Egypt's role in 'Pillar of Defense'

Given the timing and current situation in Egypt, is the MB behind the violence between Hamas and Israel?

Anti MB Morsy (R370) (photo credit: Amr Abdallah Dalsh/ Reuters)
Anti MB Morsy (R370)
(photo credit: Amr Abdallah Dalsh/ Reuters)
Recently, many Egyptians have turned against the Muslim Brotherhood (MB). This is largely due to the country’s rapidly deteriorating economic situation following their ascension to power.
Electricity cuts due to a lack of energy and long queues for gas have become commonplace since the MB assumed deposed president Hosni Mubarak’s position. Furthermore, attempts to limit freedom of press and censor the Internet have sparked outrage against the Islamist ruling regimen by many Egyptian liberals.
Additionally, the government’s recent decision to close shops at 10 P.M. created a strong public backlash since the decision goes against popular cultural habits. Raising the prices of food added still more fuel to the fire against the Muslim Brotherhood.
The exaggerated expectation that the Islamists will miraculously solve the country’s problems, coupled with the failure of Egyptian President Mohammad Morsi to fulfill his “100 day promise,”—the period of time in which the president promised to solve many of the country’s critical issues—has only made things worse for the Muslim Brotherhood.
Recently, the anger directed at the new government– as highlighted by various demonstrations —reached a fever pitch, and has been causing grave concern for the MB. In such a scenario, it is not such a stretch to think that the MB might’ve reached out to their sister organization, Hamas, to help them out by employing some diversion tactics. 
Flooding Israel with rocket attacks in order to galvanize an Israeli retaliation would provide a great distraction for Egyptians. Refocusing the populace’s attention onto their Palestinian brethren would result in quelling the mounting public pressure against the MB. 
It’s important to note that both groups share the common ideological belief of destroying Israel. Leading members of Hamas have already publicly expressed allegiance to the supreme ruler (“Murshed”) of the Muslim Brotherhood.

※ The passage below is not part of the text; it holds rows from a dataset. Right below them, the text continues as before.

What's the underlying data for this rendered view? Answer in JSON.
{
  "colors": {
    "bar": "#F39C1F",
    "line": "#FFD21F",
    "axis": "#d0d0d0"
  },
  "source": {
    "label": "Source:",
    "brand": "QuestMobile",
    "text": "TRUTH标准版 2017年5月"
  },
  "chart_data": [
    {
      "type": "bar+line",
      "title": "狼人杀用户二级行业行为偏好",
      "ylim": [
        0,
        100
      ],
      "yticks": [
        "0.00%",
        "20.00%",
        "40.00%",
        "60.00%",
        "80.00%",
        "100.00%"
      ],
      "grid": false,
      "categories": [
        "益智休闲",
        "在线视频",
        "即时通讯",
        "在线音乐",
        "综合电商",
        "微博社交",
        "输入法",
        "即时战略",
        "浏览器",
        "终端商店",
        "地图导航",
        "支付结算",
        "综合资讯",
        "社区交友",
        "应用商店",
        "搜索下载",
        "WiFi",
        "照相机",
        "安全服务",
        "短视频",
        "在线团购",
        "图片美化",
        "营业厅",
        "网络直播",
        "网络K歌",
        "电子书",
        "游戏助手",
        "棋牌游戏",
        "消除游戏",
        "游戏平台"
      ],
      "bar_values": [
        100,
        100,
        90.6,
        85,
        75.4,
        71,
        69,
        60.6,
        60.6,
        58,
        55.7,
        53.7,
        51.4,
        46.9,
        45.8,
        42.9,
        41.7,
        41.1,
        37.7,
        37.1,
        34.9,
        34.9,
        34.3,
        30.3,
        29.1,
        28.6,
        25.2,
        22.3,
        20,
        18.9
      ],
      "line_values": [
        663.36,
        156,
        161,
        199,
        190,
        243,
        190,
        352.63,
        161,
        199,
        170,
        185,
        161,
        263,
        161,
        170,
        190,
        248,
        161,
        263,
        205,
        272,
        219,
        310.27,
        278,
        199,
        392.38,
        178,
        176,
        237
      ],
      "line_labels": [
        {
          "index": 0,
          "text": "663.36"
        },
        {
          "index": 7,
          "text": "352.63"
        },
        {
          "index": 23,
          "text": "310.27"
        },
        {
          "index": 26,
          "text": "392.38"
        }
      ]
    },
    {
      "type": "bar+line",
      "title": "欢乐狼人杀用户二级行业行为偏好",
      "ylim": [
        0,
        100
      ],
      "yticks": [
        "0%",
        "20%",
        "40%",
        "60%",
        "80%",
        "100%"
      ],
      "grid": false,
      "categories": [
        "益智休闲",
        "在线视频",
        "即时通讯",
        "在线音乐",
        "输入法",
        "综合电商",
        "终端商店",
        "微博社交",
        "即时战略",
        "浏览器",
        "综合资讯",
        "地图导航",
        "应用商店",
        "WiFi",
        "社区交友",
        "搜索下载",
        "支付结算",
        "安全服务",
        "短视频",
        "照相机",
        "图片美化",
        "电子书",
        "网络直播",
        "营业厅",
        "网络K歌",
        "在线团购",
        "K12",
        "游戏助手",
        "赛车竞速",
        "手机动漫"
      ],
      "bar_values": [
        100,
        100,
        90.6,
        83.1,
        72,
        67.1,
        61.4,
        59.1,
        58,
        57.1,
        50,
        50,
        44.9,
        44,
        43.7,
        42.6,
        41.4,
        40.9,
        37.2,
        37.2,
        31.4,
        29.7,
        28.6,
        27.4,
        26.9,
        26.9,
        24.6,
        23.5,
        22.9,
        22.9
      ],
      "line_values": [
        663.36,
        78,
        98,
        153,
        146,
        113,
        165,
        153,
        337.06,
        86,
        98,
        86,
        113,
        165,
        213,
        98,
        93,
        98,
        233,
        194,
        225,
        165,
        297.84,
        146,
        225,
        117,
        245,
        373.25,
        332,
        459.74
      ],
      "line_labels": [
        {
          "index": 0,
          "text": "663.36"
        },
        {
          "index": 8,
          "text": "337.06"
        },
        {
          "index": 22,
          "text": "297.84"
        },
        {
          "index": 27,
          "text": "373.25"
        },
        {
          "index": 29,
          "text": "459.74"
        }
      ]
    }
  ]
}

Many Egyptians were outraged that while Egypt is embroiled in both economic and fuel crises, the MB chose to give gas as well as financial aid to the Gazans. Furthermore, many in the country were vehemently opposed to opening the border with Gaza after members of the radical Palestinian Islamic groups infiltrated Sinai and killed 16 Egyptian soldiers. A military confrontation between Israel and Gaza, therefore, would provide the MB with a justification for both funneling financial aid to Gazans and opening its borders.
Ultimately, the more Palestinians that enter Sinai, the better the chance that the Muslim Brotherhood will maintain power in Egypt. Military-trained Hamas sympathizers will be prepared at any given time to assist the MB in combating a public uprising – a very likely scenario – by Egypt’s citizens.
However, many Egyptians - as observed on mainstream Arabic media and on Internet social networks – have not been distracted by the Gaza issue and are still heavily criticizing the MB for mismanagement of their country. The recent deaths of more than 50 schoolchildren in a train accident in the south of Egypt further angered people, since the MB was seen as caring more about the Gazan’s fate than the families who lost their children. In the last few days, Facebook and Twitter were full of comparisons between the MB’s affectionate reactions toward Gaza and the lack of proper attention toward the Egyptians themselves. For many, their suspicions have been confirmed that the MB loyalty lies with the Palestinians and not with the Egyptian people.
If the MB had indeed devised a scheme to ignite a clash between Hamas and Israel as a way of diversion, the Egypt people’s reaction demonstrates that it might just have backfired.
The writer is an Islamic thinker and reformer, and a one-time Islamic extremist from Egypt. He was a member of the terrorist organization JI with Dr. Ayman al-Zawahiri, who later became the second-in-command of al-Qaida. He is currently a senior fellow and chairman of the study of Islamic radicalism at the Potomac Institute for Policy Studies.